Reid, who was motionless after both hits, said he never lost consciousness. He said Wednesday he should have tried to go lower against Tolbert.
The Saints’ Kenny Vaccaro, another safety taken in the first round, also suffered his second concussion of the season on Sunday and said via social media that he wouldn’t play Sunday against the 49ers.
Reid said he isn’t considering sitting out and he’s eager to play against New Orleans.
He grew up 60 miles west of New Orleans, played at LSU, rooted for the Saints in the 2009 Super Bowl and said he’s been thinking about facing Saints quarterback Drew Brees for some time.
“This is part of my dream – to get to play in that stadium against Drew Brees and the Saints,” Reid said.
He admitted to being disappointed when the Saints, who had the 15th overall pick in the draft, took Vaccaro instead. The 49ers took Reid three picks later.
New Orleans coach Sean Payton said the Saints considered Reid but decided Vaccaro, who played safety and nickel cornerback at Texas, was a better fit for their defense.
“He was someone who did a lot of the things we were looking for,” Payton said of Vaccaro during a conference call. “I think most importantly, his versatility was something we valued.”
Like Vernon Davis, who also left Sunday’s game with a concussion, Reid must pass a series of cognitive tests and be cleared by 49ers doctors and an independent neurologist before being cleared to play this week.

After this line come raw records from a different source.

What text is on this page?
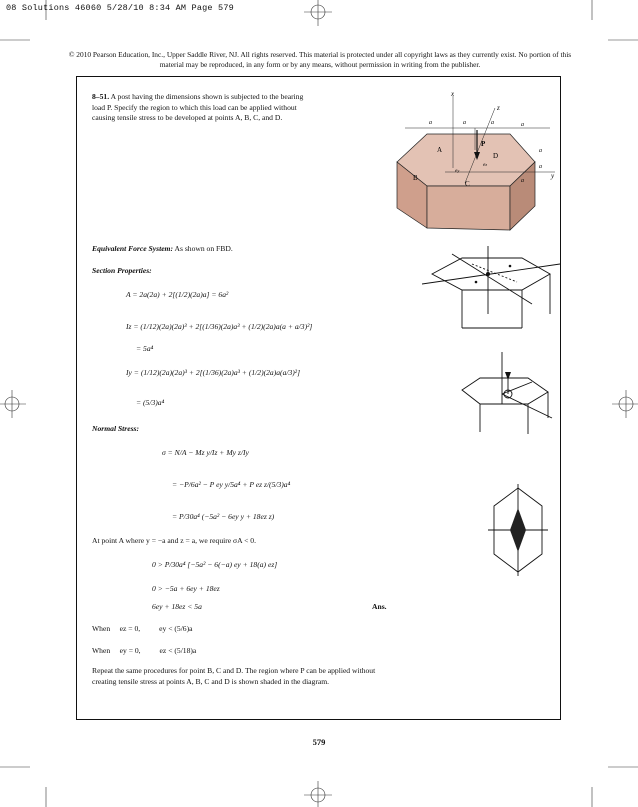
08 Solutions 46060 5/28/10 8:34 AM Page 579
© 2010 Pearson Education, Inc., Upper Saddle River, NJ. All rights reserved. This material is protected under all copyright laws as they currently exist. No portion of this material may be reproduced, in any form or by any means, without permission in writing from the publisher.
8–51. A post having the dimensions shown is subjected to the bearing load P. Specify the region to which this load can be applied without causing tensile stress to be developed at points A, B, C, and D.
x
z
y
P
A
B
C
D
a	a	a	a
a
a
a
ez
ey
Equivalent Force System: As shown on FBD.
Section Properties:
A = 2a(2a) + 2[(1/2)(2a)a] = 6a²
Iz = (1/12)(2a)(2a)³ + 2[(1/36)(2a)a³ + (1/2)(2a)a(a + a/3)²]
= 5a⁴
Iy = (1/12)(2a)(2a)³ + 2[(1/36)(2a)a³ + (1/2)(2a)a(a/3)²]
= (5/3)a⁴
Normal Stress:
σ = N/A − Mz y/Iz + My z/Iy
= −P/6a² − P ey y/5a⁴ + P ez z/(5/3)a⁴
= P/30a⁴ (−5a² − 6ey y + 18ez z)
At point A where y = −a and z = a, we require σA < 0.
0 > P/30a⁴ [−5a² − 6(−a) ey + 18(a) ez]
0 > −5a + 6ey + 18ez
6ey + 18ez < 5a	Ans.
When     ez = 0,          ey < (5/6)a
When     ey = 0,          ez < (5/18)a
Repeat the same procedures for point B, C and D. The region where P can be applied without creating tensile stress at points A, B, C and D is shown shaded in the diagram.
579
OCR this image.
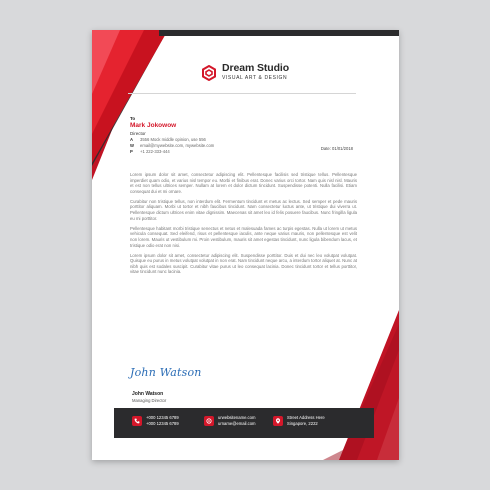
Dream Studio
VISUAL ART & DESIGN
To
Mark Jokowow
Director
A 3556 Mock middle opinion, use 556
W email@mywebsite.com, mywebsite.com
P +1 222-333-444
Date: 01/01/2018

Lorem ipsum dolor sit amet, consectetur adipiscing elit. Pellentesque facilisis sed tristique tellus. Pellentesque imperdiet quam odio, et varius nisl tempor eu. Morbi et finibus erat. Donec varius orci tortor. Nam quis nisl nisl. Mauris et est non tellus ultrices semper. Nullam at lorem et dolor dictum tincidunt. Suspendisse potenti. Nulla facilisi. Etiam consequat dui et mi ornare.

Curabitur non tristique tellus, non interdum elit. Fermentum tincidunt et metus ac lectus. Sed semper et pede mauris porttitor aliquam. Morbi ut tortor et nibh faucibus tincidunt. Nam consectetur luctus ante, ut tristique dui viverra ut. Pellentesque dictum ultrices enim vitae dignissim. Maecenas sit amet leo id felis posuere faucibus. Nunc fringilla ligula eu mi porttitor.

Pellentesque habitant morbi tristique senectus et netus et malesuada fames ac turpis egestas. Nulla ut lorem ut metus vehicula consequat. Sed eleifend, risus et pellentesque iaculis, ante neque varius mauris, non pellentesque est velit non lorem. Mauris ut vestibulum mi. Proin vestibulum, mauris sit amet egestas tincidunt, nunc ligula bibendum lacus, et tristique odio erat non nisi.

Lorem ipsum dolor sit amet, consectetur adipiscing elit. Suspendisse porttitor. Duis et dui nec leo volutpat volutpat. Quisque eu purus in metus volutpat volutpat in non erat. Nam tincidunt neque arcu, a interdum tortor aliquet at. Nunc at nibh quis est sodales suscipit. Curabitur vitae purus ut leo consequat lacinia. Donec tincidunt tortor et tellus porttitor, vitae tincidunt nunc lacinia.

John Watson
John Watson
Managing Director
+000 12345 6789
+000 12345 6789
urwebsitename.com
urname@email.com
Street Address Here
Singapore, 2222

He and Davis have passed all their tests so far and both were on the practice field Wednesday in blue, no-contact jerseys.
Coach Jim Harbaugh said he would leave the question of whether Reid is ready or not in the hands of the experts.
“My tests?” said Harbaugh, a former quarterback. “I go back in the days of two fingers, three fingers, one finger. ‘How many fingers do I have up?’ It’s advanced so much further from that. So I think we’re on the right track in leaving it up to the doctors. Leave me out of it.”
Reid played the week after his concussion against the Seahawks. And he seemed intent on taking a similar path this week.
“This is my dream,” he said. “This is what I’ve been wanting to do for a long time. As long as I feel fine and the doctors tell me I can play, I’m going to play. Right now, it’s just a waiting game for me.”